Évaluation de philosophie
SUJET B: DÉMONTRER QUE LA SOCIÉTÉ MET NATURELLEMENT DE CÔTÉ LES MINORITÉS

T̸o̸u̸t̸ d̸'a̸b̸o̸r̸d̸, l̸a̸ s̸o̸c̸i̸é̸t̸é̸ d̸i̸s̸c̸r̸i̸m̸i̸n̸e̸ l̸e̸s̸ m̸i̸n̸o̸r̸i̸t̸é̸s̸ e̸n̸

Pfiouuuu...
J'étais bien parti pourtant. Belle mise en page, belle écriture, beau connecteur logique.

Je sais.
Noah ! Tu es un élève si brillant, pourquoi n'as-tu pas fait ton contrôle tranquillement comme tous les autres, pourquoi être parti si loin, pourquoi cet hors-sujet à ton examen ?

Déjà, sachez deux choses : De un, ce n'est pas un « hors-sujet », comme vous allez vous amuser à me le dire...
C'est un coup de gueule. Un bon gros coup de gueule avec les gros mots, la vulgarité et l'insolence qui vont avec. Et j'espère qu'il vous restera en travers de la gorge, Mme. Germain.
De deux, j'en ai marre que la philosophie se résume encore et toujours à expliquer l'avis et le point de vue de brillants Hommes (avec un grand « H », l'oublier serait un blasphème total, attention !), et jamais à aiguiser notre pensée. Je suis dans un esprit si étriqué. Nous sommes dans des esprits si étriqués, dans l'incapacité d'être lucides, d'être autonomes. Vivre en société mon cul, comme si elle nous renforçait !

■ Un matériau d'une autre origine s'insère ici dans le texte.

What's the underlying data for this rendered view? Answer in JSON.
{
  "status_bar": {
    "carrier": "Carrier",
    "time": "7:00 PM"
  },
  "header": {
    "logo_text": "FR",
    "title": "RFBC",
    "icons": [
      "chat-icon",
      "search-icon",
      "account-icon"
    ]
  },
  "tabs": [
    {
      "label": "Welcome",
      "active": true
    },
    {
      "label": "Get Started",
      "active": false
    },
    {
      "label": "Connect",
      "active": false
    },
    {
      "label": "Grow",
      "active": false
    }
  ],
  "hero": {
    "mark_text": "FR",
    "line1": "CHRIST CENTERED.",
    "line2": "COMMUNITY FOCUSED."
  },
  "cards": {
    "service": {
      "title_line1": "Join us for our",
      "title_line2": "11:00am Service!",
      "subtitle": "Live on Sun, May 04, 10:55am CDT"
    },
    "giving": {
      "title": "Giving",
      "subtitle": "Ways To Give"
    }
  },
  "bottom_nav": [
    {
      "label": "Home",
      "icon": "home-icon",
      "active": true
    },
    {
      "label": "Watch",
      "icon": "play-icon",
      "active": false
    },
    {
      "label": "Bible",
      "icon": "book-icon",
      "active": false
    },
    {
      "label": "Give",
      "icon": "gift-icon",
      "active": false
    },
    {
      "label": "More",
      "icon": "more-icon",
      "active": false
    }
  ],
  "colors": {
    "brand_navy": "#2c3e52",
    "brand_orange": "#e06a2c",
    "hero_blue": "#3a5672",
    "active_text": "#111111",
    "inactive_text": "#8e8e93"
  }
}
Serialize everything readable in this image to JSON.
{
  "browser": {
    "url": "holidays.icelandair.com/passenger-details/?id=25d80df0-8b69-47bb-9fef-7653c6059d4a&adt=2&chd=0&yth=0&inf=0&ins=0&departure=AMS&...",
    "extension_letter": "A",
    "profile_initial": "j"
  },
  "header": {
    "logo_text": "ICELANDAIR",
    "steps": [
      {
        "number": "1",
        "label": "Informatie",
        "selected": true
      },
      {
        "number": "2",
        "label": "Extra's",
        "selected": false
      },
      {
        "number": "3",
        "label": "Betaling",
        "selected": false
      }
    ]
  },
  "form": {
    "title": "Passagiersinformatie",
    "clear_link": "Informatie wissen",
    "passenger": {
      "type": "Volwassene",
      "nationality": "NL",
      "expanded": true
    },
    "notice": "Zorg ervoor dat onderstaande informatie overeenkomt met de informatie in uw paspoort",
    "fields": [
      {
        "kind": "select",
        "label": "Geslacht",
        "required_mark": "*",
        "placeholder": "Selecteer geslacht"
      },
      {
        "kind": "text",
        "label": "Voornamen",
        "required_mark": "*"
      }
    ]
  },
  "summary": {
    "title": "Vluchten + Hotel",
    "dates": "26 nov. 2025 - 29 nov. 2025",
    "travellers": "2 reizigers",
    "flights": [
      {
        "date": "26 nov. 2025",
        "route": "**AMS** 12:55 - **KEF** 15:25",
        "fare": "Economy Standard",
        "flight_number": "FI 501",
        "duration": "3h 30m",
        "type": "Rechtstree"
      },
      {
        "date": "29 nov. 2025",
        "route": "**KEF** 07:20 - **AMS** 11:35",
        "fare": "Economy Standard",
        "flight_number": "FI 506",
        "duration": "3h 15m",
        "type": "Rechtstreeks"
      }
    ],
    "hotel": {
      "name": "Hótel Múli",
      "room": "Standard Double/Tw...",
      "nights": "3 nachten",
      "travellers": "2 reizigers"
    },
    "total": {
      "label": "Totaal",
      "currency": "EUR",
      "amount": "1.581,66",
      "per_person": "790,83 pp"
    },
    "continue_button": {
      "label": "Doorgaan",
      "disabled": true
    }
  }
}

Vous voulez mon avis, Mme. Germain ? Évidement que non.
Mais ce coup de gueule nique ma copie et ma moyenne pour une bonne raison, qui est de vous afficher ce que je pense.
Et ce que je pense, c'est que la société nous affaiblit. Attention, parce que je vous vois venir, je ne dis pas que vivre en communauté est un mal, je dis que vivre en société est un obstacle.
Et c'est là que vous entrez en jeu, que votre leçon de philosophie qui m'a fait apprendre par cœur un grand nombre de définitions stupides n'est finalement pas si inutile que ça !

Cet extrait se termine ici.